Grace Slick may have been 'the face' of Jefferson Airplane, but Marty Balin, who turns 70 today (Jan. 30), was the heart and soul of the legendary band.

Martyn Jerel Buchwald was born in Cincinnati, Ohio, on January 30, 1942, but he was raised in the San Francisco area. He began his music career as a solo singer in the early 1960's, releasing two singles on the Challenge label (early home of Jan & Dean, The Knickerbockers and others).

Though the singles went nowhere, Marty was already immersed in the Bay Area folk scene. Equally inspired by the Beatles and other invading Brits, he had a more electric vision for his folk sounds. In 1965, he formed Jefferson Airplane with the like-minded Paul Kantner.

With folk clubs not interested in anything with volume, Balin opened his own club, The Matrix, in the summer of 1965, giving a home to other adventurers like the Grateful Dead and Quicksilver Messenger Service.  Jefferson Airplane became the house band.

They soon signed to RCA Records and within two years, were one of the country's hottest bands. Balin's soulful voice contrasted with Slick's edgier sound was a perfect union, sonically at least. Songs like 'It's No Secret,' 'Come Up The Years,' 'Today,' and 'Volunteers' are only a few of his classic contributions to the legacy of one of the most unique and important bands in rock and roll.
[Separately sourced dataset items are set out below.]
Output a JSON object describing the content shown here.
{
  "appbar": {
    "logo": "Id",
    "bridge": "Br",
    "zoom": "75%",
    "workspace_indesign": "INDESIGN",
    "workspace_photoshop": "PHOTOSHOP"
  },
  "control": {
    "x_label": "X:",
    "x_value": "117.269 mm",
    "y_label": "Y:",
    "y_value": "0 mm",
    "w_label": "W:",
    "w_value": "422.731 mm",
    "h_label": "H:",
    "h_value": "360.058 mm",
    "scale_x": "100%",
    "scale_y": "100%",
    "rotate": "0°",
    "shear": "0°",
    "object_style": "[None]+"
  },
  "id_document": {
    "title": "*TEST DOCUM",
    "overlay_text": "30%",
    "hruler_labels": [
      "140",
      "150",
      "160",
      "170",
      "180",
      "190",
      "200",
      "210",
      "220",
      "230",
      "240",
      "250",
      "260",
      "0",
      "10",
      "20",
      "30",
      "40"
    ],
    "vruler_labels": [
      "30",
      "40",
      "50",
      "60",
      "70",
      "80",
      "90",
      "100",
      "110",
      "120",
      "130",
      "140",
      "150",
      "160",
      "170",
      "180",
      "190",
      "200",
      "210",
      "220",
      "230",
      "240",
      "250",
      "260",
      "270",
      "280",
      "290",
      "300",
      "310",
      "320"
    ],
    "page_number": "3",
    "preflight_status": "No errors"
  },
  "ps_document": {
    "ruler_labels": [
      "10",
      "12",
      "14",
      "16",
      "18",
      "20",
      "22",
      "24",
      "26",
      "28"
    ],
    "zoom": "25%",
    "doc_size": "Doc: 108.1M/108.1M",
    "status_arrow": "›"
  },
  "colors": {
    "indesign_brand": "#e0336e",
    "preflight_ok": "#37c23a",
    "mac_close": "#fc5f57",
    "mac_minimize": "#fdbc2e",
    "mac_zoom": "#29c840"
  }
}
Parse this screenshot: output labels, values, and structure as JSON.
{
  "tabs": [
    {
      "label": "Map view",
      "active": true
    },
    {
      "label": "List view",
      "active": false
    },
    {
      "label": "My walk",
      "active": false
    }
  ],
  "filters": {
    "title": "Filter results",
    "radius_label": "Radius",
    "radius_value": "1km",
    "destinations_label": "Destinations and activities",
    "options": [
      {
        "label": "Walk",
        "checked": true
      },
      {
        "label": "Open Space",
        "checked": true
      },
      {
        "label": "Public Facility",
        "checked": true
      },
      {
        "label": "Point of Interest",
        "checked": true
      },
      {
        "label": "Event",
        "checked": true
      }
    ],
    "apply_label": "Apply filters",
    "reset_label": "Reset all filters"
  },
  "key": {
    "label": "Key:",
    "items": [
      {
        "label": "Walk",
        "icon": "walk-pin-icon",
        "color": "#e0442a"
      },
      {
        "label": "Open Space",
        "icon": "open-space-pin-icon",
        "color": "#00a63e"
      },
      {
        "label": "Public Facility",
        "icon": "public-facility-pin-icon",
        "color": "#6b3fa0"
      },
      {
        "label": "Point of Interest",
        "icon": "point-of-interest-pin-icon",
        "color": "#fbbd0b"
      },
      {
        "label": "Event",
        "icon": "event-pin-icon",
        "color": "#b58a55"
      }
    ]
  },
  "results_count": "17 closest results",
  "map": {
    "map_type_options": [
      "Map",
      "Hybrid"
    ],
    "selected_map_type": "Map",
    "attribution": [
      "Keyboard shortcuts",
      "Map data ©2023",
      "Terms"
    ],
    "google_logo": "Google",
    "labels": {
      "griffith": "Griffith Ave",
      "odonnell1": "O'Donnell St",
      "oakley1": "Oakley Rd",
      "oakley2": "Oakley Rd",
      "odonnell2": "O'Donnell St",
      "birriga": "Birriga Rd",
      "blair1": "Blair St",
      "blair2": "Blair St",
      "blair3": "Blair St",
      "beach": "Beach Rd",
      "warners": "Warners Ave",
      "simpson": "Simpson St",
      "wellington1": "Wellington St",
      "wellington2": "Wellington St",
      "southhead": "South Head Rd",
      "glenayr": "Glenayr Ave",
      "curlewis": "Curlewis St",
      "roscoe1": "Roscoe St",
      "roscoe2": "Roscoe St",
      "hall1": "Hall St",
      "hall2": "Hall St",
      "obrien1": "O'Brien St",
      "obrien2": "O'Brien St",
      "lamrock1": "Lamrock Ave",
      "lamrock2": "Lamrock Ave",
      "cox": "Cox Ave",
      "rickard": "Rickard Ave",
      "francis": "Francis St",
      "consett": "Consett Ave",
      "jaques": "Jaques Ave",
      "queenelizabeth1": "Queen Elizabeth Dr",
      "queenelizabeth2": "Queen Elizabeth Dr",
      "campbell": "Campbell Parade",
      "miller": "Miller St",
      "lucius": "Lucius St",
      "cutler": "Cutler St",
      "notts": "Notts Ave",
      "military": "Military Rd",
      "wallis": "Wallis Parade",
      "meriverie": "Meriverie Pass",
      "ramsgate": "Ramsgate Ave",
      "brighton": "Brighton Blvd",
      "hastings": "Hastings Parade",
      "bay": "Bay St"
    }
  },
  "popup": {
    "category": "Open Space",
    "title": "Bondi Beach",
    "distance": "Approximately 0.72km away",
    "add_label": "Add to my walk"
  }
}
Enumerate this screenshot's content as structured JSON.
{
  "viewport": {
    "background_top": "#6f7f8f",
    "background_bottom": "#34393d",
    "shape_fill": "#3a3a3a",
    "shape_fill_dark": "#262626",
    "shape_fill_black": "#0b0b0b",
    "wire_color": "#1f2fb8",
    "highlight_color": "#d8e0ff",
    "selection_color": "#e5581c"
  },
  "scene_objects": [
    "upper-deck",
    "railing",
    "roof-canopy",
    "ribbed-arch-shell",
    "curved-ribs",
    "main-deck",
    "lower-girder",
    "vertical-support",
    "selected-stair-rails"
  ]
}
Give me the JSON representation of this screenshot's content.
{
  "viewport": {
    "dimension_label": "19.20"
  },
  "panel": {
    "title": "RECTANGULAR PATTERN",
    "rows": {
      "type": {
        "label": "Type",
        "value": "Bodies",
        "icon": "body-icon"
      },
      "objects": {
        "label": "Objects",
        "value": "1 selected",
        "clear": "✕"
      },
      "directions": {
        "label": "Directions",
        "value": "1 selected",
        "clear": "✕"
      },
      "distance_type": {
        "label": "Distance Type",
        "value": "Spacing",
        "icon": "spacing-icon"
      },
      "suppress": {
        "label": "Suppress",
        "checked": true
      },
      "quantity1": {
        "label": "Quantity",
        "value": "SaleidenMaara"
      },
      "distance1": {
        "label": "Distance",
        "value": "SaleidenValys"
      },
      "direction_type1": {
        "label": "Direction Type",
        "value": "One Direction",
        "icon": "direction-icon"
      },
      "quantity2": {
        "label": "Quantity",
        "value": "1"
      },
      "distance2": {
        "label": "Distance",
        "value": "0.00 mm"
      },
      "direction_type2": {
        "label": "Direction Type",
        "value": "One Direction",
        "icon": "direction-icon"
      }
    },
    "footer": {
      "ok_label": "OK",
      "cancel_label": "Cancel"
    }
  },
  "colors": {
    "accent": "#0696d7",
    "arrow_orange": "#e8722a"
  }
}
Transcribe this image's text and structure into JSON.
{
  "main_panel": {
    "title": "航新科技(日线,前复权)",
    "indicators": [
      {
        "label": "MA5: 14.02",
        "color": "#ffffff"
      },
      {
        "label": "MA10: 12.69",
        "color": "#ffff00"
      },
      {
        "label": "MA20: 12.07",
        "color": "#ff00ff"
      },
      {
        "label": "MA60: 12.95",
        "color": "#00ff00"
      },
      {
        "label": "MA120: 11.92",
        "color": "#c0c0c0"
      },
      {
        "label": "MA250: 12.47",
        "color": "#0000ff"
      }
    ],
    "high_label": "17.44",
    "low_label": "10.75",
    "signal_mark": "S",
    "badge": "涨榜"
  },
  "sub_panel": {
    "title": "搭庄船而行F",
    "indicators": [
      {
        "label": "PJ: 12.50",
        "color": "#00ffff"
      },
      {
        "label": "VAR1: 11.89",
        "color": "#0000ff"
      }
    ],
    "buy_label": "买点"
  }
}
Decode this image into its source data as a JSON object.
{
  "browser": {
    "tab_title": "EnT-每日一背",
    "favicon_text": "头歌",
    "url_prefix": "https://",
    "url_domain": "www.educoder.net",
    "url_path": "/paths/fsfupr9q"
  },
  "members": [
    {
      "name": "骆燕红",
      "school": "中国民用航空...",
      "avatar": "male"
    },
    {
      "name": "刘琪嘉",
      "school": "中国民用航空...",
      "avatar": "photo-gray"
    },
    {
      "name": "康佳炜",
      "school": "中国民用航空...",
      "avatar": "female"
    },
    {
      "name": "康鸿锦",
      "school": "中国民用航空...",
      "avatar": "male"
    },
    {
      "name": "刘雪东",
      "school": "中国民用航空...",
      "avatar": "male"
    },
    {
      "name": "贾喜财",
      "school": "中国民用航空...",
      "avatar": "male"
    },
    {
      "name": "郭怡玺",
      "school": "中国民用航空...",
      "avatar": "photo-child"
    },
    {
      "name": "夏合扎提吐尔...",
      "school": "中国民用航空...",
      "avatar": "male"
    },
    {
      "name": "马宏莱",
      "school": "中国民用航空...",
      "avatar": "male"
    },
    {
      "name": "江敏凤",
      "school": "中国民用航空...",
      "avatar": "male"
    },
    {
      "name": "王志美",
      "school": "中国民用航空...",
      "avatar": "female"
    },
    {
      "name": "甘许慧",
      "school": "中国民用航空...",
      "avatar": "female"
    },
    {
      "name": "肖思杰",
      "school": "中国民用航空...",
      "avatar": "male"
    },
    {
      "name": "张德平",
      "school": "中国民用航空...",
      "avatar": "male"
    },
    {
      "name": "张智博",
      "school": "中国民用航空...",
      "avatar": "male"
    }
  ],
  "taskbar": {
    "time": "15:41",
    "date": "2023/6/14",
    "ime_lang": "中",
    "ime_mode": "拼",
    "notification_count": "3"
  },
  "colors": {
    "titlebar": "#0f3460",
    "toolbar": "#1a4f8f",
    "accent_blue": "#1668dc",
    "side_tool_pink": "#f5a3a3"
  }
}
As the band moved on Kantner and Slick assumed the pilot's chairs and Balin eventually left the flight. He would return in 1974, as the Airplane became a Starship, and helped take the band to the top ten with the song 'Miracles.'

He would reunite with the Airplane for a full fledged reunion tour in the late 80's and has been an on-again, off-again member of all things Airplane and Starship ever since. In addition to his music, he is also an accomplished artist.

Happy Birthday Marty! The Airplane would never have flown without you and the rock and roll world would be a lesser place without the Airplane!